Der Verfolgungsdruck erschwert die Kommunikation zwischen der Al-Kaida-Führung und lokalen Organisationen. An große Terroranschläge auf den Westen wie die Anschläge vom 11. September 2001 war für Sawahiri nicht zu denken. Dieser Druck wird nicht nachlassen: Der Drohnenangriff des amerikanischen Geheimdienstes auf Sawahiri in der afghanischen Hauptstadt Kabul war auch ein Signal an andere Anführer.
Al-Kaida-Zentrale verlor schon vor al-Sawahiris Tod an Einfluss
Unter diesem Druck sei es für die Führung von Al-Kaida „schwierig, wenn nicht unmöglich, eine globale Terrororganisation zu leiten“, meint der Terrorismus-Experte Daniel Byman von der US-Denkfabrik Brookings Institution. Bymans Kollege Charles Lister vom Nahost-Institut in Washington kommentierte, der Anschlag auf Sawahiri könnte die „Totenglocke“ für Al-Kaida als globale Organisation gewesen sein.
Schon zu Sawahiris Lebzeiten verlor die Al-Kaida-Zentrale viel Einfluss auf Ableger des Terrornetzwerkes. In Syrien sagte sich die Nusra-Front von Al-Kaida los, ohne dass Sawahiri das verhindern konnte. Der Islamische Staat (IS) wurde für Al-Kaida zur Konkurrenz, bis das „Kalifat“ des IS kollabierte und auch seine Anführer von den USA ins Visier genommen wurden. So entstand ein „lokales Modell des Dschihad“, wie Lister es nennt. Kleinere Gruppen, auf sich allein gestellt, fühlen sich nicht mehr an Anweisungen einer weit entfernten Zentrale gebunden.
Wer wird Nachfolger von Aiman al-Sawahiri?
Wer nach Sawahiri neuer Chef von Al-Kaida wird, ist offen. Lister sieht den Ägypter Saif al-Adel als aussichtsreichsten Kandidaten. Adel lebte lange im Iran; nach einigen Berichten ist er immer noch dort, nach anderen Informationen ist er heute in Afghanistan. Adel sei wegen seiner Verbindung zum Iran in der Organisation umstritten, sagt Lister: Der schiitische Iran ist ein Gegner der sunnitischen Extremisten von Al-Kaida, toleriert aber die Anwesenheit von Al-Kaida-Vertretern im Land, weil die Terrororganisation dafür auf Anschläge im Iran verzichtet. Ein anderer Aspirant ist Ahmed Umar, Anführer von Al-Schabab, dem Ableger von Al-Kaida in Somalia. Auch Sawahiris Schwiegersohn Abdel Rahman al-Magrebi dürfte Chancen auf den Al-Kaida-Chefposten haben. Der Marokkaner, ein in Deutschland ausgebildeter Software-Experte, führt die Mediengruppe von Al-Kaida, Al Sahab.

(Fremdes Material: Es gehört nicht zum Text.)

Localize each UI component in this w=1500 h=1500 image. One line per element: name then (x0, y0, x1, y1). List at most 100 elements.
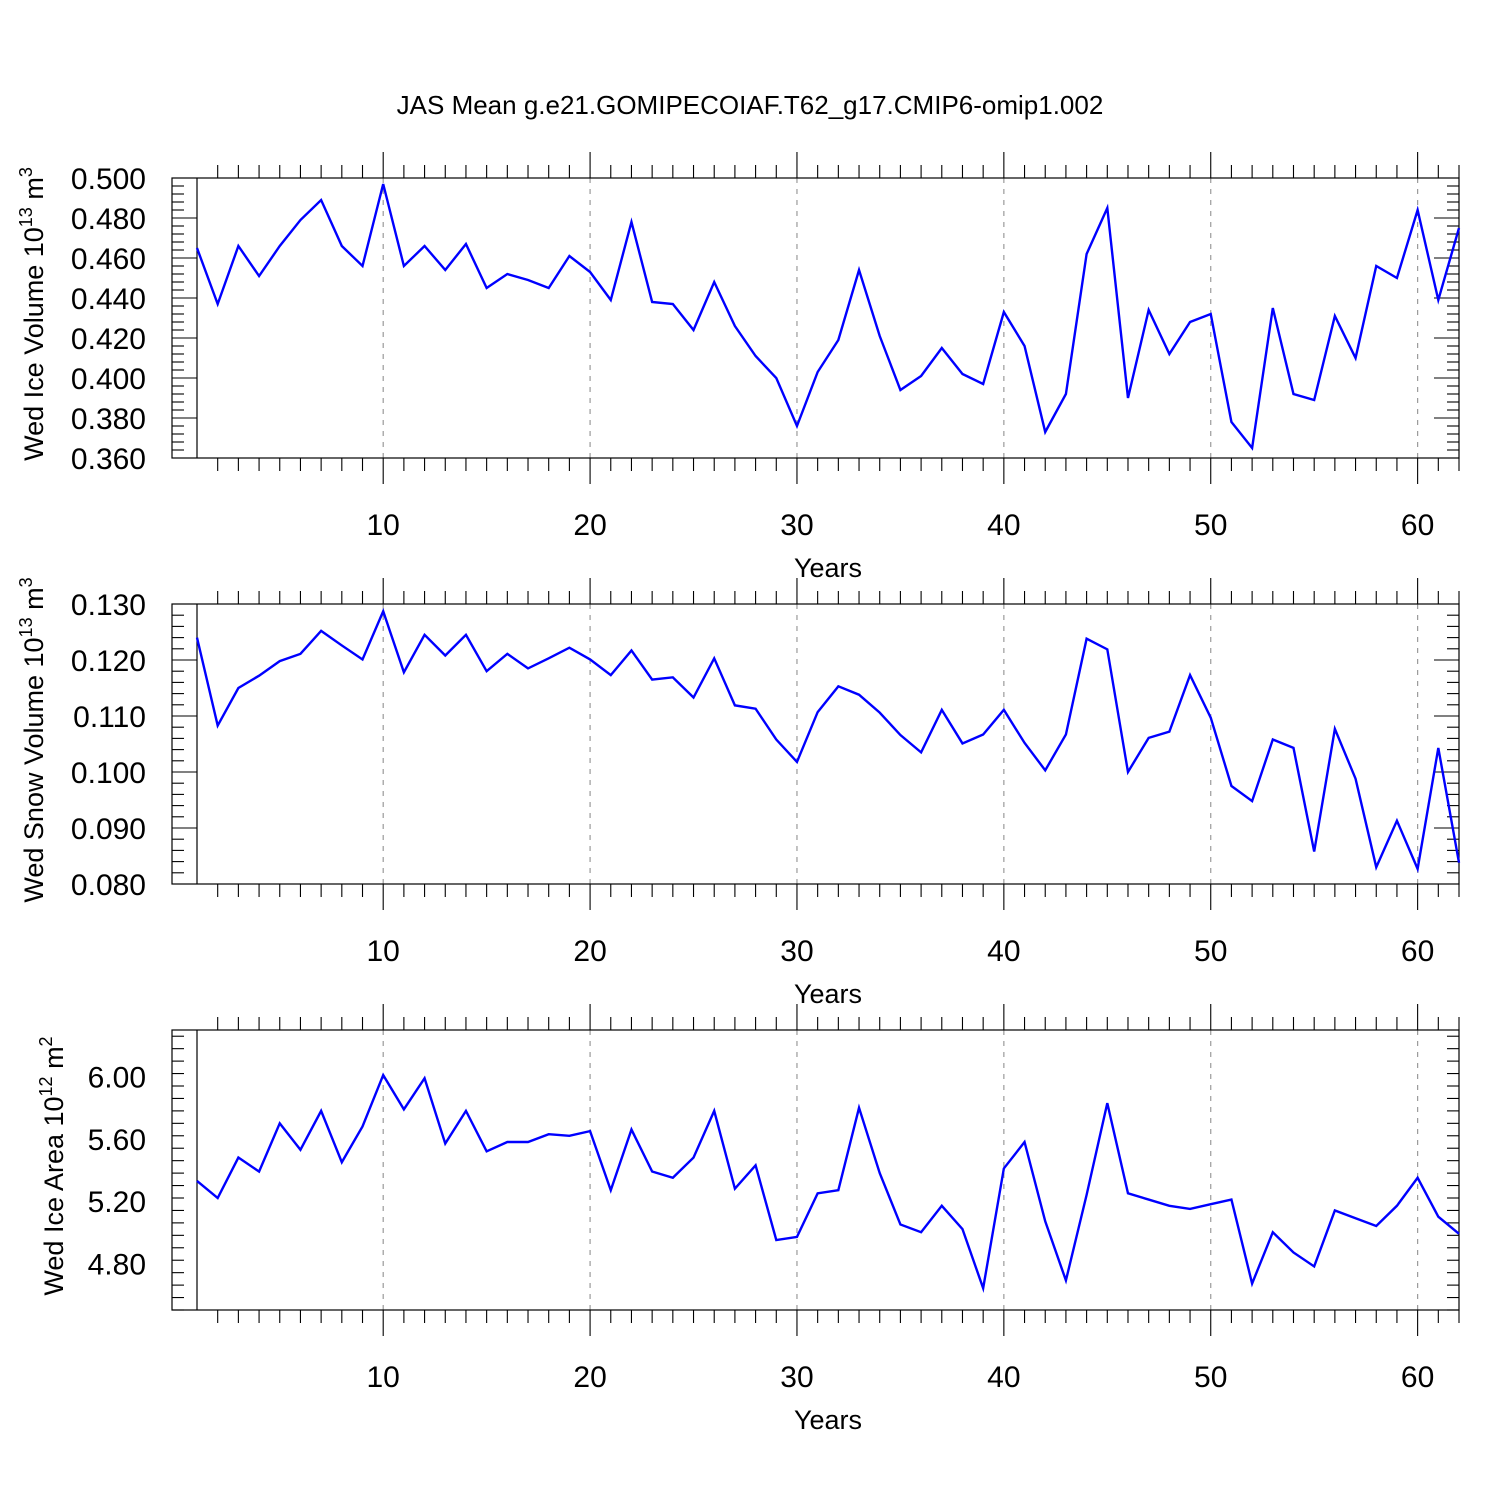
data-point (1291, 392, 1295, 396)
data-point (1354, 777, 1358, 781)
data-point (1167, 1204, 1171, 1208)
data-point (340, 244, 344, 248)
data-point (526, 666, 530, 670)
data-point (650, 300, 654, 304)
data-point (1023, 1140, 1027, 1144)
data-point (1023, 344, 1027, 348)
data-point (1416, 208, 1420, 212)
data-point (1085, 252, 1089, 256)
plot-frame (171, 603, 1460, 885)
data-point (1126, 396, 1130, 400)
data-point (1229, 1198, 1233, 1202)
y-tick-label: 0.130 (71, 589, 146, 622)
x-tick-label: 60 (1401, 509, 1434, 542)
data-point (1436, 298, 1440, 302)
data-point (319, 1109, 323, 1113)
data-point (919, 374, 923, 378)
data-point (1457, 861, 1461, 865)
x-tick-label: 50 (1194, 1361, 1227, 1394)
y-tick-label: 0.480 (71, 203, 146, 236)
data-point (402, 670, 406, 674)
x-tick-label: 30 (780, 509, 813, 542)
data-point (1312, 1264, 1316, 1268)
x-tick-label: 40 (987, 935, 1020, 968)
data-point (1271, 306, 1275, 310)
data-point (774, 1238, 778, 1242)
data-point (795, 760, 799, 764)
data-point (1354, 1216, 1358, 1220)
figure-title: JAS Mean g.e21.GOMIPECOIAF.T62_g17.CMIP6… (397, 90, 1104, 120)
data-point (567, 254, 571, 258)
data-point (257, 1170, 261, 1174)
plot-frame (171, 177, 1460, 459)
x-tick-label: 30 (780, 1361, 813, 1394)
data-point (588, 657, 592, 661)
data-point (1147, 736, 1151, 740)
data-point (940, 708, 944, 712)
data-point (1312, 850, 1316, 854)
data-point (298, 1148, 302, 1152)
y-tick-label: 0.420 (71, 323, 146, 356)
data-point (1229, 420, 1233, 424)
data-point (878, 1171, 882, 1175)
y-tick-label: 0.090 (71, 813, 146, 846)
data-point (1291, 746, 1295, 750)
data-point (898, 388, 902, 392)
data-point (1291, 1250, 1295, 1254)
data-point (629, 648, 633, 652)
data-point (816, 710, 820, 714)
panel-1: 0.360 0.380 0.400 0.420 0.440 0.460 0.480 0.500… (16, 152, 1461, 583)
data-point (712, 280, 716, 284)
data-point (1271, 738, 1275, 742)
data-point (319, 629, 323, 633)
data-point (1002, 708, 1006, 712)
data-point (216, 1196, 220, 1200)
data-point (774, 376, 778, 380)
data-point (836, 1188, 840, 1192)
data-point (1395, 276, 1399, 280)
data-point (361, 657, 365, 661)
data-point (981, 732, 985, 736)
panel-3: 4.80 5.20 5.60 6.00 10 20 30 40 50 60 Years Wed Ice… (36, 1004, 1460, 1435)
data-point (1167, 730, 1171, 734)
data-point (940, 1204, 944, 1208)
data-point (1043, 1219, 1047, 1223)
data-point (609, 1188, 613, 1192)
data-point (402, 264, 406, 268)
data-point (567, 1134, 571, 1138)
series-line (196, 1072, 1460, 1293)
data-point (733, 703, 737, 707)
data-point (195, 246, 199, 250)
x-tick-label: 30 (780, 935, 813, 968)
y-tick-label: 5.20 (88, 1186, 146, 1219)
data-point (236, 686, 240, 690)
data-point (1085, 1193, 1089, 1197)
data-point (754, 354, 758, 358)
data-point (1229, 784, 1233, 788)
y-tick-label: 0.080 (71, 869, 146, 902)
data-point (464, 1109, 468, 1113)
data-point (402, 1107, 406, 1111)
data-point (650, 1170, 654, 1174)
x-axis-title: Years (794, 553, 862, 583)
data-point (423, 1076, 427, 1080)
series-line (195, 607, 1461, 874)
data-point (340, 1160, 344, 1164)
data-point (216, 302, 220, 306)
x-tick-label: 10 (367, 1361, 400, 1394)
data-point (278, 659, 282, 663)
data-point (1374, 865, 1378, 869)
data-point (485, 669, 489, 673)
data-point (567, 646, 571, 650)
y-axis-title: Wed Ice Area 1012 m2 (36, 1036, 69, 1295)
data-point (650, 678, 654, 682)
data-point (919, 750, 923, 754)
data-point (795, 1235, 799, 1239)
data-point (464, 242, 468, 246)
data-point (878, 334, 882, 338)
data-point (733, 1187, 737, 1191)
data-point (443, 654, 447, 658)
y-tick-label: 4.80 (88, 1248, 146, 1281)
data-point (1250, 446, 1254, 450)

Der neue Chef wird damit leben müssen, dass sein Wort weniger gilt, als das bei bin Laden der Fall war. Die Zentrifugalkräfte bei Al-Kaida bedeuten aber nicht, dass die Terror-Gefahr sinkt. Al-Schabab tötete bei einem Anschlag vor einigen Monaten mindestens 30 Soldaten der Afrikanischen Union. Die Al-Kaida-Organisation auf der Arabischen Halbinsel (AQAP) organisierte vor drei Jahren einen Anschlag in den USA: Ein saudisches AQAP-Mitglied erschoss auf einem Stützpunkt der US-Marine in Florida drei Seeleute.
Auch von der Al-Kaida-Zentrale könnte neue Gefahr ausgehen, denn der künftige Anführer könnte versuchen, seine Führungsposition mit einem Anschlag im Westen zu festigen.